Changing the owner and group of the web files does not fix the problem. There is LOTS of web content out there that says you need to chmod the files. chown their owner to www-data. Set the permits to 644 or better 655. That may be true but it is not the main problem that causes this error.

To make matters much more frustrating, if you copy the web folder to the default web location, /var/www, everything works flawlessly.

And then I found the Apache2 log files and the error log had the line “(13) Permission Denied”. From the Apache2 on-line documentation on error 13:

(13) Permission Denied

Error 13 indicates a filesystem permissions problem. That is, Apache was denied access to a file or directory due to incorrect permissions. It does not, in general, imply a problem in the Apache configuration files. In order to serve files, Apache must have the proper permission granted by the operating system to access those files. In particular, the User or Group specified in httpd.conf must be able to read all files that will be served and search the directory containing those files, along with all parent directories up to the root of the filesystem. Typical permissions on a unix-like system for resources not owned by the User or Group specified in httpd.conf would be 644 -rw-r--r-- for ordinary files and 755 drwxr-x-r-x for directories or CGI scripts. You may also need to check extended permissions (such as SELinux permissions) on operating systems that support them.

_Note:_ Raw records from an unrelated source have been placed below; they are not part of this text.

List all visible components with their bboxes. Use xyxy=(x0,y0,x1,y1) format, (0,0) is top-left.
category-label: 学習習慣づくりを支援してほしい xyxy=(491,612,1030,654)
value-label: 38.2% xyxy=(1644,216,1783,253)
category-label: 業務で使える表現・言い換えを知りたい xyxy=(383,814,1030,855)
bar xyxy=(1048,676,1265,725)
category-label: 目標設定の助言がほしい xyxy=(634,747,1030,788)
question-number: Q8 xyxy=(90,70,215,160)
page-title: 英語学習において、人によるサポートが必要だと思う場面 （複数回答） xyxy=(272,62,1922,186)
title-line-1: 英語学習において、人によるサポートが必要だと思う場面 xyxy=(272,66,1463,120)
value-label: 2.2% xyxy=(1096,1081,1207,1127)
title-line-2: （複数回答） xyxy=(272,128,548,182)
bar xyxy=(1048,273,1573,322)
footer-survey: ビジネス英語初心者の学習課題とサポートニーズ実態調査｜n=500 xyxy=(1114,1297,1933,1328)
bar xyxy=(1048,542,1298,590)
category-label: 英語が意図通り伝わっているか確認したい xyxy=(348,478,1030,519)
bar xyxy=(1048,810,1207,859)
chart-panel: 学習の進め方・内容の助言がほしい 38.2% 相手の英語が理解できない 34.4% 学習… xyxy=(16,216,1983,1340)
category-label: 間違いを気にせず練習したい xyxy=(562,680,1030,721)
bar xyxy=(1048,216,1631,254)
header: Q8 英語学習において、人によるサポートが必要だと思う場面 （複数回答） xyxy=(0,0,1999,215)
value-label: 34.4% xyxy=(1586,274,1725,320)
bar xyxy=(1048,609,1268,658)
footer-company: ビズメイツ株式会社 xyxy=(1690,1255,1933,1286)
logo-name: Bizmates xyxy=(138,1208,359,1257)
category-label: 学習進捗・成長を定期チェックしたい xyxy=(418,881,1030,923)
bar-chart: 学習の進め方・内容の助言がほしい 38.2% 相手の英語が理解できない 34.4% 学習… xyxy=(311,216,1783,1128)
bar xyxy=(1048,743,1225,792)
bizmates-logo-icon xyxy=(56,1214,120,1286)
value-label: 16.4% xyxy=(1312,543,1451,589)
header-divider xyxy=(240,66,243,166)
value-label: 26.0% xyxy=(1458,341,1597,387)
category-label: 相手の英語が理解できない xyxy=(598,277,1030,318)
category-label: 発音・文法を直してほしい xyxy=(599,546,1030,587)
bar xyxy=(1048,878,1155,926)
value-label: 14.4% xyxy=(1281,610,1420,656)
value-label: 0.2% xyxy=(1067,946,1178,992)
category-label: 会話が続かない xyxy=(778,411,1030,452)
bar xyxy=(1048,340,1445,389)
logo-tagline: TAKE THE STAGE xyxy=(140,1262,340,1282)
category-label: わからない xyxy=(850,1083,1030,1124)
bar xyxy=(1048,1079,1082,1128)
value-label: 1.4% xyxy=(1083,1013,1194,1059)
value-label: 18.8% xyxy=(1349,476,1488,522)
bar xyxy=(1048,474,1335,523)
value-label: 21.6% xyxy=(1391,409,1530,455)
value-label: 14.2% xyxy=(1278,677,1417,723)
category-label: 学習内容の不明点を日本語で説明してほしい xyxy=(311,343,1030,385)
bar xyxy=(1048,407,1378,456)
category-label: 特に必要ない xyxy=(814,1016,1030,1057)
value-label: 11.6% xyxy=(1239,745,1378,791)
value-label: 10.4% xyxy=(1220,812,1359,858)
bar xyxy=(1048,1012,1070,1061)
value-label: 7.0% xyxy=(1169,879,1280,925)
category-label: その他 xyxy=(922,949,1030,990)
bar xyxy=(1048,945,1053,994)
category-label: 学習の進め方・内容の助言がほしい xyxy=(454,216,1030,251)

Yes, I stopped when I read that: “all parent directories up to the root”. Why in the world would I be asked to let Apache2 read my whole file tree? But that was the problem, doing a chmod +X / fixed the error message. Now the real issue is how dangerous is this situation if Apache has the ability to browse my root directory, even if it cannot browse the directories it sees, this would give some interesting information to anyone who could persuade Apache2 to look for them.